Condujo el caballo, como iba diciendo, hasta la orilla del riachuelo, y
metiendo en él el animal su cabeza hasta los ojos, bebió tanto y con tal
ansiedad, que creí que iba a reventar.
-Compañero
-le dije-, bien bebe vuestro caballo. Cuando una bestia mete la cabeza de ese
modo en el agua, es buena señal.
-Bien puede
beber -dijo el desconocido con marcado acento árabe, pues ya hace más de un
año que abrevó la última vez.
-¡Por el
apóstol Santiago! -le contesté. ¡Pues ya aguanta más la sed que los camellos
que he visto en el África! Pero acércate, pues al parecer eres militar. ¿No te
quieres sentar y participar de la pobre cena de otro militar como tú?
En
realidad, estaba ansioso de tener un compañero en aquel lugar solitario, y me
importaba un comino que fuese moro o cristiano. Además, como Su Excelencia sabe
muy bien, le importa poco al soldado la religión que profesen sus compañeros,
pues todos los militares del mundo son amigos en tiempos de paz.
-Pues
bien; como iba diciendo, le invité a compartir con él mi cena amigablemente,
como era lo regular.
-No puedo
perder tiempo en comer ni beber -me contestó, pues necesito hacer un largo
viaje antes de que amanezca.
-Precisamente
llevo la misma ruta -le dije; y puesto que no queréis deteneros a cenar
conmigo, permitidme, al menos, que monte a la grupa de vuestro caballo, pues
veo que es bastante vigoroso y podrá llevar con facilidad carga doble.
Y en
verdad que no hubiera sido cortés ni natural en un soldado el negarme este
favor, habiéndole yo invitado antes a que cenase conmigo. Montó, pues, a
caballo y acomodeme detrás de él.
El
caballo, que caminaba a buen paso, tomó después el trote, y a éste siguió el
galope, terminando por fin en una vertiginosa carrera. Rocas, árboles, edificios,
todo, en fin, parecía huir de nosotros.
Pero no
bien acabábamos de pronunciar estas palabras cuando ya las torres de Segovia
habían desaparecido de nuestra vista. Subimos la Sierra de Guadarrama y pasamos
por El Escorial; rodeamos las murallas de Madrid y cruzamos rápidamente por las
llanuras de la Mancha.

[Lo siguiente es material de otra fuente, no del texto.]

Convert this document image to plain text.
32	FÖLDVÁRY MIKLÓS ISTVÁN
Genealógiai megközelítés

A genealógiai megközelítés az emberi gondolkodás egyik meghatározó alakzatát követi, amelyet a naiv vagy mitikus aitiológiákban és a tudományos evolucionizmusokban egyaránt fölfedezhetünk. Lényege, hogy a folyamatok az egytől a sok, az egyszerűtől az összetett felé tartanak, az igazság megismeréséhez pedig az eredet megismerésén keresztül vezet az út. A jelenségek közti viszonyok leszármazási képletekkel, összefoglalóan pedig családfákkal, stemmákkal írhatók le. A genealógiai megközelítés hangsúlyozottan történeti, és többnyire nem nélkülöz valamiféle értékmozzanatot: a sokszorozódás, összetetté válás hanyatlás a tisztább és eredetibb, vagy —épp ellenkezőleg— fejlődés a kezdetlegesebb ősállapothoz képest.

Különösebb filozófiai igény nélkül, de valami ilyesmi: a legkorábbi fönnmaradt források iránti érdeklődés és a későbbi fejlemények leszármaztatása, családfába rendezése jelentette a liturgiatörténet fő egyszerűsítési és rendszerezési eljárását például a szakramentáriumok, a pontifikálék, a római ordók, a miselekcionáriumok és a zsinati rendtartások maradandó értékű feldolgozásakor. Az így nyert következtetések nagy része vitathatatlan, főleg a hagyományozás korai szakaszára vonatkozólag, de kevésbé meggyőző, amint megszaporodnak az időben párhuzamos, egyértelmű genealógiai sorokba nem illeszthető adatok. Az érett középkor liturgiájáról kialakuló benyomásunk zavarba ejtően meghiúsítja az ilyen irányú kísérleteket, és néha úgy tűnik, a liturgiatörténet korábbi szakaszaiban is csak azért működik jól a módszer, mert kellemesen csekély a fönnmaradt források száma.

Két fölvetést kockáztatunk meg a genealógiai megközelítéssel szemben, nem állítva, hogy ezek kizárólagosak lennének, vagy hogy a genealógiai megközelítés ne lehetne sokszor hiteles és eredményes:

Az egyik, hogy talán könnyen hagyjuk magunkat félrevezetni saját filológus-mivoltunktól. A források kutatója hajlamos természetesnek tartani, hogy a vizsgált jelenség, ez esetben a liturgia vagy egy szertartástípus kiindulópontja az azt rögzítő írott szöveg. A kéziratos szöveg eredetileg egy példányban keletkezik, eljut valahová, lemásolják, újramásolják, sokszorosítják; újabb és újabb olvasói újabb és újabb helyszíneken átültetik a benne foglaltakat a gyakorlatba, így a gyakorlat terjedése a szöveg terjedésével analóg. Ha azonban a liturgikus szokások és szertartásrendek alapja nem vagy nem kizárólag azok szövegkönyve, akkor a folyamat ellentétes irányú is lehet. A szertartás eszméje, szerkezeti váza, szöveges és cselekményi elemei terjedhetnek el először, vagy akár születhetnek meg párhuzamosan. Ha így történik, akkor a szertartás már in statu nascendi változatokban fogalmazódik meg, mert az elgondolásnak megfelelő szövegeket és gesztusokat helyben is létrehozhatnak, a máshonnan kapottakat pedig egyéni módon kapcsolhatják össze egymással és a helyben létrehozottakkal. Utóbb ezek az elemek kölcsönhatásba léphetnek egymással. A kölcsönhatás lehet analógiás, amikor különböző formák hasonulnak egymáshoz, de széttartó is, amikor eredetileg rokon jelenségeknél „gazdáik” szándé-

De
este modo íbamos dejando atrás montañas, valles, torres y ciudades que
divisábamos rápidamente por el simple fulgor de las estrellas.
Para
abreviar esta historia, y para no cansar a Su Excelencia, diré que el moro
refrenó de pronto su caballo en la falda de una montaña. «Ya hemos llegado
(dijo) al término de nuestro viaje.» Miré a mi alrededor y no vi señal alguna
que me indicase que aquel paraje estaba habitado, como que no se percibía más
que la entrada de una caverna. En tanto que yo la examinaba, me veo que empieza
a aparecer un sinfín de gente vestida a la morisca, unos a caballo y otros a
pie, de todos los puntos del cuadrante, y con tal velocidad que parecían
arrastrados por la furia de un vendaval; y con igual ímpetu se precipitaban por
la sima de la caverna como las abejas dentro de una colmena. Antes de que
hubiese tenido yo tiempo de interrogar sobre todo aquello, picó mi camarada el
jinete musulmán sus largas espuelas morunas en los ijares de su caballo y se
confundió entre los demás. Recorrimos una larga senda inclinada y tortuosa que
bajaba hasta las mismas entrañas de la tierra, y a media que íbamos entrando
empezó a hacerse perceptible una luz que semejaba los primeros albores del día;
pero no podía yo distinguir bien qué era lo que brillaba. A poco se fue
haciendo más viva e intensa, y ya pude ir claramente observando lo que me
rodeaba. Noté entonces, a medida que íbamos avanzando, grandes grutas abiertas
a derecha e izquierda, que parecían los salones de una armería; en unas había
escudos, yelmos, corazas, lanzas y cimitarras pendientes de la pared; en otras,
grandes pilas de municiones y equipajes de campaña tiraos por los suelos.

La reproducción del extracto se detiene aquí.